Vorliegende Ausführungen mögen in der Folge etwas konturieren, das man vielleicht nicht auf den ersten Blick sieht: die Diskretion des künstlerischen Gestus. In dieser Diskretion liegt eine besondere Charakteristik von Christine Ulms künstlerischen Verfahren, die den plakativ subjektiven und expressiven Gestus sehr bewusst umgeht. 

 

Metamorphose

Es ist, als würde Christine Ulm mit dieser Schau VOM WURZELN, GRÜNEN, BLÜHEN, FRUCHTEN jener Idee einen Raum geben, die besagt: Die Welt ist vollständig, wir müssen dieser Welt nichts hinzufügen, sondern können die bestehenden Phänomene – am besten in pfleglicher Weise – als Spielmaterial für unser Wahrnehmen, Denken und Ordnen heranziehen. Die Wahrnehmung dieser Vollständigkeit der Naturdinge und das Staunen über deren Perfektion sind durchaus geeignet, die Implikationen nicht nur der eigenen künstlerischen Kreation kritisch zu prüfen: Immanent und konsequent kommunizieren Christine Ulms sorgliche Sammlungen die deutliche Infragestellung der menschlichen Schöpfungshybris vor dem Hintergrund der human verwüsteten Ökosysteme dieser Welt.
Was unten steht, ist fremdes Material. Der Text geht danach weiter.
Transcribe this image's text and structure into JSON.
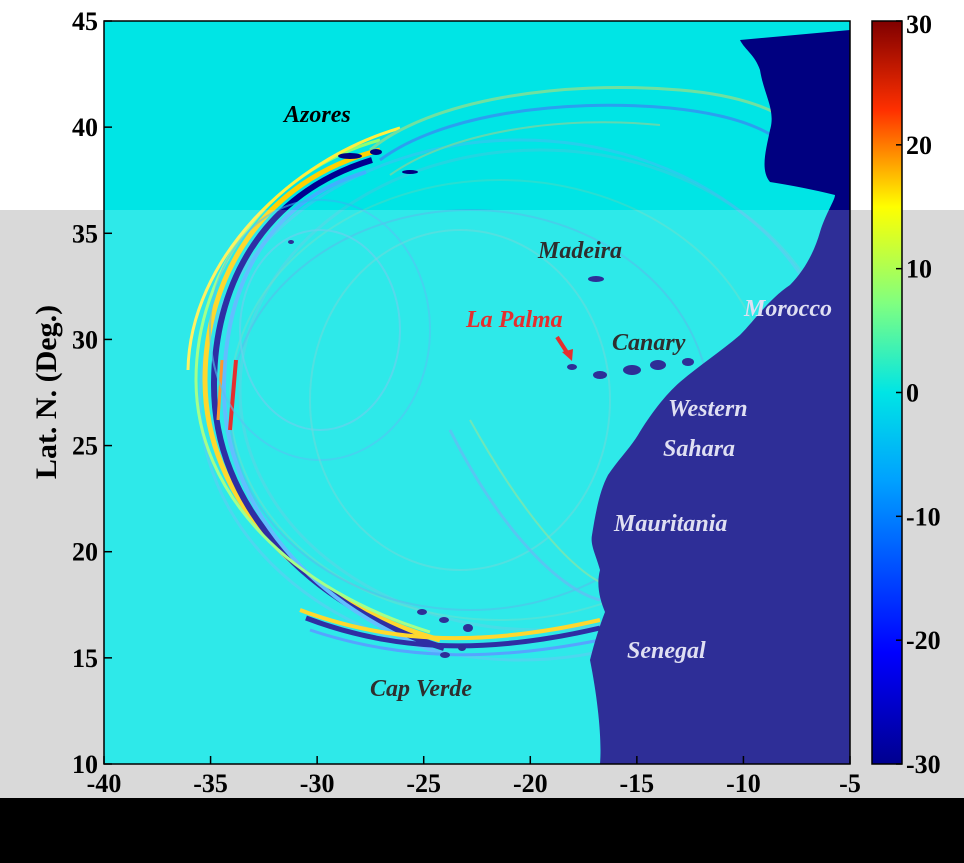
{
  "map": {
    "xlim": [
      -40,
      -5
    ],
    "ylim": [
      10,
      45
    ],
    "x_ticks": [
      "-40",
      "-35",
      "-30",
      "-25",
      "-20",
      "-15",
      "-10",
      "-5"
    ],
    "y_ticks": [
      "10",
      "15",
      "20",
      "25",
      "30",
      "35",
      "40",
      "45"
    ],
    "ylabel": "Lat. N. (Deg.)",
    "ocean_color": "#00e5e5",
    "land_color": "#000080",
    "source_marker_color": "#e00000",
    "source_marker": "arrow-icon",
    "labels": {
      "azores": "Azores",
      "madeira": "Madeira",
      "la_palma": "La Palma",
      "canary": "Canary",
      "morocco": "Morocco",
      "western": "Western",
      "sahara": "Sahara",
      "mauritania": "Mauritania",
      "senegal": "Senegal",
      "cap_verde": "Cap Verde"
    },
    "label_colors": {
      "dark": "#000000",
      "source": "#e00000",
      "land": "#d8d8f0"
    }
  },
  "colorbar": {
    "range": [
      -30,
      30
    ],
    "ticks": [
      "30",
      "20",
      "10",
      "0",
      "-10",
      "-20",
      "-30"
    ],
    "colormap": [
      "#00008f",
      "#0000ff",
      "#00ffff",
      "#ffff00",
      "#ff0000",
      "#800000"
    ]
  }
}
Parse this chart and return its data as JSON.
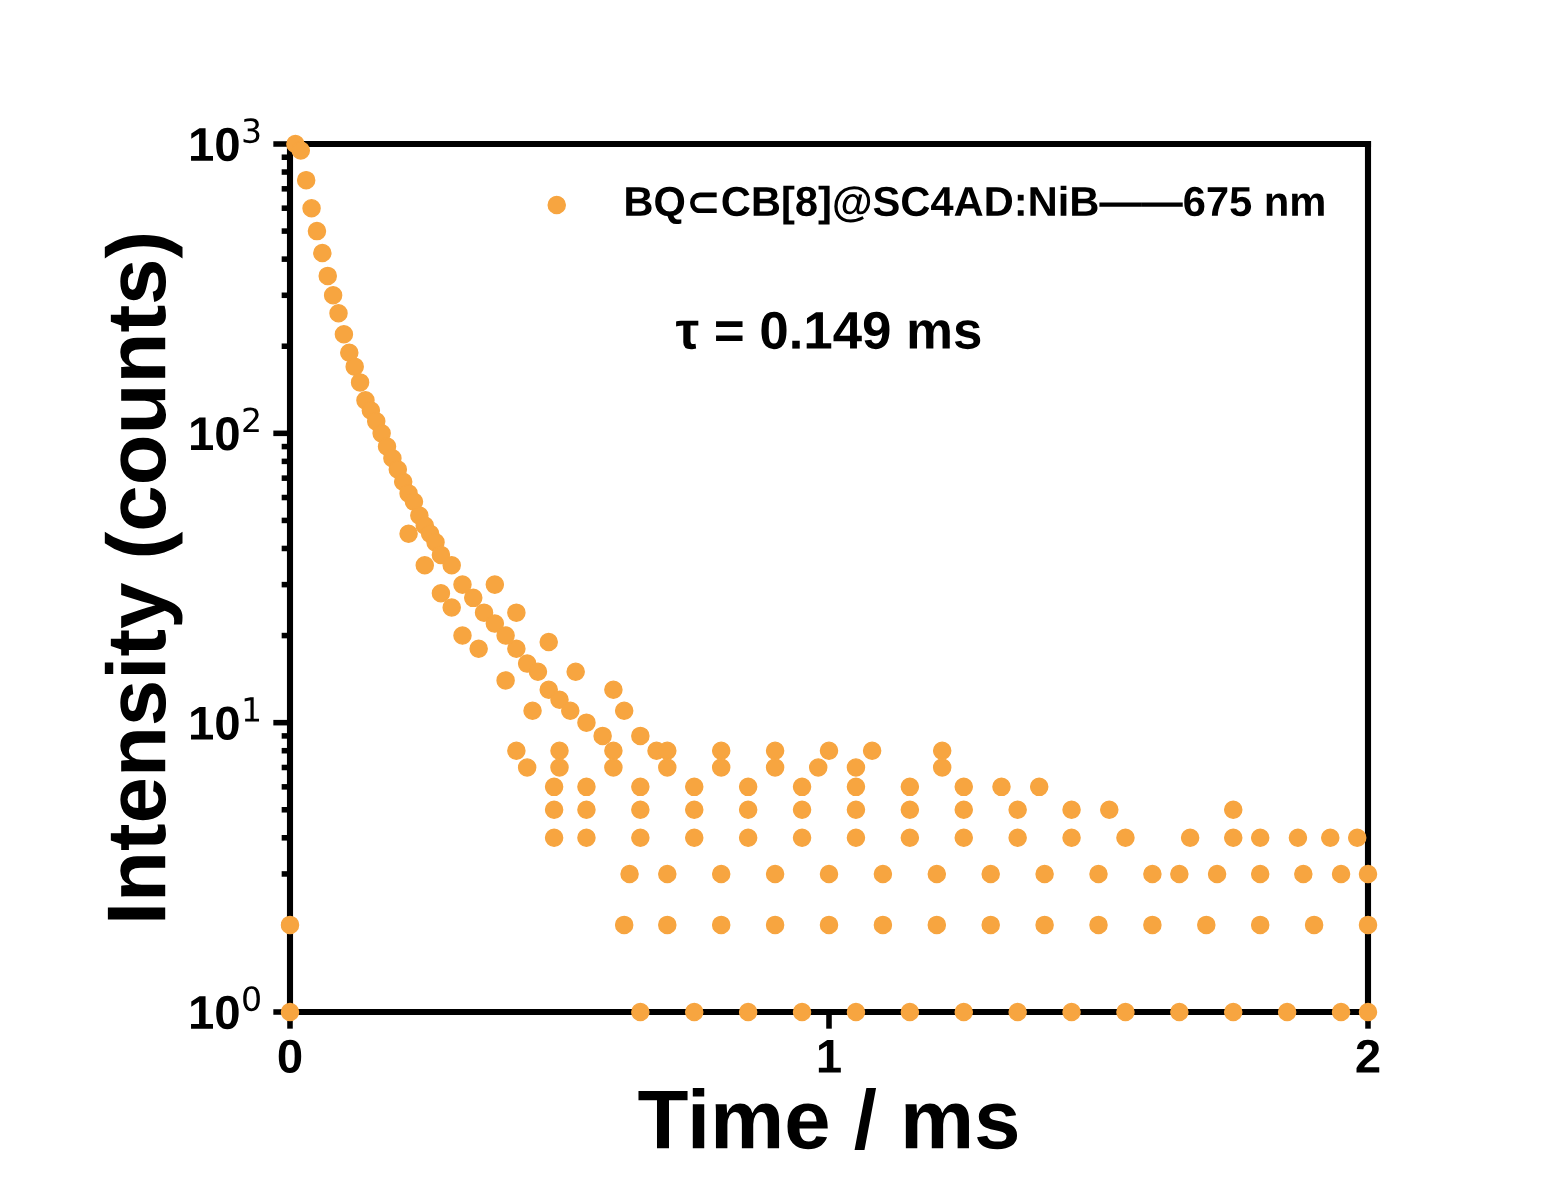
{
  "chart_data": {
    "type": "scatter",
    "xlabel": "Time / ms",
    "ylabel": "Intensity (counts)",
    "log": "y",
    "xlim": [
      0,
      2
    ],
    "xticks": [
      0,
      1,
      2
    ],
    "ylim": [
      1,
      1000
    ],
    "yticks": [
      {
        "value": 1,
        "label": "10$^{0}$"
      },
      {
        "value": 10,
        "label": "10$^{1}$"
      },
      {
        "value": 100,
        "label": "10$^{2}$"
      },
      {
        "value": 1000,
        "label": "10$^{3}$"
      }
    ],
    "grid": false,
    "legend": "top right",
    "marker": "circle",
    "annotations": [
      "τ = 0.149 ms"
    ],
    "series": [
      {
        "name": "BQ⊂CB[8]@SC4AD:NiB——675 nm",
        "color": "#f7a540",
        "x": [
          0.01,
          0.02,
          0.03,
          0.04,
          0.05,
          0.06,
          0.07,
          0.08,
          0.09,
          0.1,
          0.11,
          0.12,
          0.13,
          0.14,
          0.15,
          0.16,
          0.17,
          0.18,
          0.19,
          0.2,
          0.21,
          0.22,
          0.23,
          0.24,
          0.25,
          0.26,
          0.27,
          0.28,
          0.3,
          0.32,
          0.34,
          0.36,
          0.38,
          0.4,
          0.42,
          0.44,
          0.46,
          0.48,
          0.5,
          0.52,
          0.55,
          0.58,
          0.62,
          0.65,
          0.68,
          0.32,
          0.28,
          0.25,
          0.22,
          0.35,
          0.4,
          0.45,
          0.38,
          0.42,
          0.48,
          0.53,
          0.6,
          0.3,
          0,
          0.65,
          0.75,
          0.85,
          0.95,
          1.05,
          1.15,
          1.25,
          1.35,
          1.45,
          1.55,
          1.65,
          1.75,
          1.85,
          1.95,
          2.0,
          0,
          0.62,
          0.7,
          0.8,
          0.9,
          1.0,
          1.1,
          1.2,
          1.3,
          1.4,
          1.5,
          1.6,
          1.7,
          1.8,
          1.9,
          2.0,
          0.63,
          0.7,
          0.8,
          0.9,
          1.0,
          1.1,
          1.2,
          1.3,
          1.4,
          1.5,
          1.6,
          1.65,
          1.72,
          1.8,
          1.88,
          1.95,
          2.0,
          0.49,
          0.55,
          0.65,
          0.75,
          0.85,
          0.95,
          1.05,
          1.15,
          1.25,
          1.35,
          1.45,
          1.55,
          1.67,
          1.75,
          1.8,
          1.87,
          1.93,
          1.98,
          0.49,
          0.55,
          0.65,
          0.75,
          0.85,
          0.95,
          1.05,
          1.15,
          1.25,
          1.35,
          1.45,
          1.52,
          1.75,
          0.49,
          0.55,
          0.65,
          0.75,
          0.85,
          0.95,
          1.05,
          1.15,
          1.25,
          1.32,
          1.39,
          0.44,
          0.5,
          0.6,
          0.7,
          0.8,
          0.9,
          0.98,
          1.05,
          1.21,
          0.42,
          0.5,
          0.6,
          0.7,
          0.8,
          0.9,
          1.0,
          1.08,
          1.21
        ],
        "values": [
          1000,
          950,
          750,
          600,
          500,
          420,
          350,
          300,
          260,
          220,
          190,
          170,
          150,
          130,
          120,
          110,
          100,
          90,
          82,
          75,
          68,
          62,
          58,
          52,
          48,
          45,
          42,
          38,
          35,
          30,
          27,
          24,
          22,
          20,
          18,
          16,
          15,
          13,
          12,
          11,
          10,
          9,
          11,
          9,
          8,
          20,
          28,
          35,
          45,
          18,
          14,
          11,
          30,
          24,
          19,
          15,
          13,
          25,
          1,
          1,
          1,
          1,
          1,
          1,
          1,
          1,
          1,
          1,
          1,
          1,
          1,
          1,
          1,
          1,
          2,
          2,
          2,
          2,
          2,
          2,
          2,
          2,
          2,
          2,
          2,
          2,
          2,
          2,
          2,
          2,
          3,
          3,
          3,
          3,
          3,
          3,
          3,
          3,
          3,
          3,
          3,
          3,
          3,
          3,
          3,
          3,
          3,
          4,
          4,
          4,
          4,
          4,
          4,
          4,
          4,
          4,
          4,
          4,
          4,
          4,
          4,
          4,
          4,
          4,
          4,
          5,
          5,
          5,
          5,
          5,
          5,
          5,
          5,
          5,
          5,
          5,
          5,
          5,
          6,
          6,
          6,
          6,
          6,
          6,
          6,
          6,
          6,
          6,
          6,
          7,
          7,
          7,
          7,
          7,
          7,
          7,
          7,
          7,
          8,
          8,
          8,
          8,
          8,
          8,
          8,
          8,
          8
        ]
      }
    ]
  }
}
Christine Ulm kontert den egozentrisch-lärmenden prometheischen Wahn durch eine künstlerische Wahrnehmung, die allen im Titel genannten Phasen im Lebenslauf einer Pflanze Rechnung trägt, dem WURZELN, GRÜNEN, BLÜHEN und FRUCHTEN. Dies meint „Evolution“ statt „Revolution“ oder gar „Disruption“ (ein Lieblingsbegriff populistischer Polit- und technologischer „Nach-mir-die-Sintflut“-Strategen). Ein solcherart evolutionäres Perspektiv vermag das Prinzip von Veränderung bzw. Verwandlung (Metamorphose) zu integrieren, die jedem Naturding – auch uns selbst – beschieden ist.

Ein derart metamorphischer Ansatz kann auch in der Konzeption und Realisation des eigenen Werks beweglich und flexibel bleiben: Und so hat sich Christine Ulm im Laufe der jüngeren Vergangenheit auf die Inszenierung von temporären Versuchsanordnungen im Rahmen von Ausstellungen spezialisiert.

Indem sie Dinge sammelt und auswählt, präpariert und inszeniert, hat sich die Künstlerin zusehends von der engen Idee des einmaligen, konkreten physischen Werkstücks (vulgo Skulptur oder gar Kunstwerk) emanzipiert, um sich sukzessive einer Form der diskreten Inszenierung mit Aspekten der Sozialen Skulptur zuzuwenden. Solcherart wird aus dem Werk-Stück ein Werk-Raum, der – hier sei eine Begrifflichkeit vorgeschlagen – als Diskretes Theater der Objekte fungiert.

 

Ausstellung als Diskretes Theater der Objekte

Sie werden sich gewiss an die Schau Weitergeben (2021) in diesem Haus erinnern: Damals ordnete die Künstlerin Werkzeuge und andere Gegenstände aus Nachlass und Garten des Vaters in den Ausstellungsräumlichkeiten an. Die künstlerische Geste bestand damals nicht nur in der Auswahl und Anordnung der Objekte, sondern in der Ermunterung an die Ausstellungsbesucher*innen, aus dieser Sammlung nun ihrerseits Objekte auszuwählen – und mit nach Hause zu nehmen. Die Modalität von „Kunst“ besteht in dieser Situation im Gestus und im Vollzug von „Gabe“, „Weitergabe“ und „Geschenk“.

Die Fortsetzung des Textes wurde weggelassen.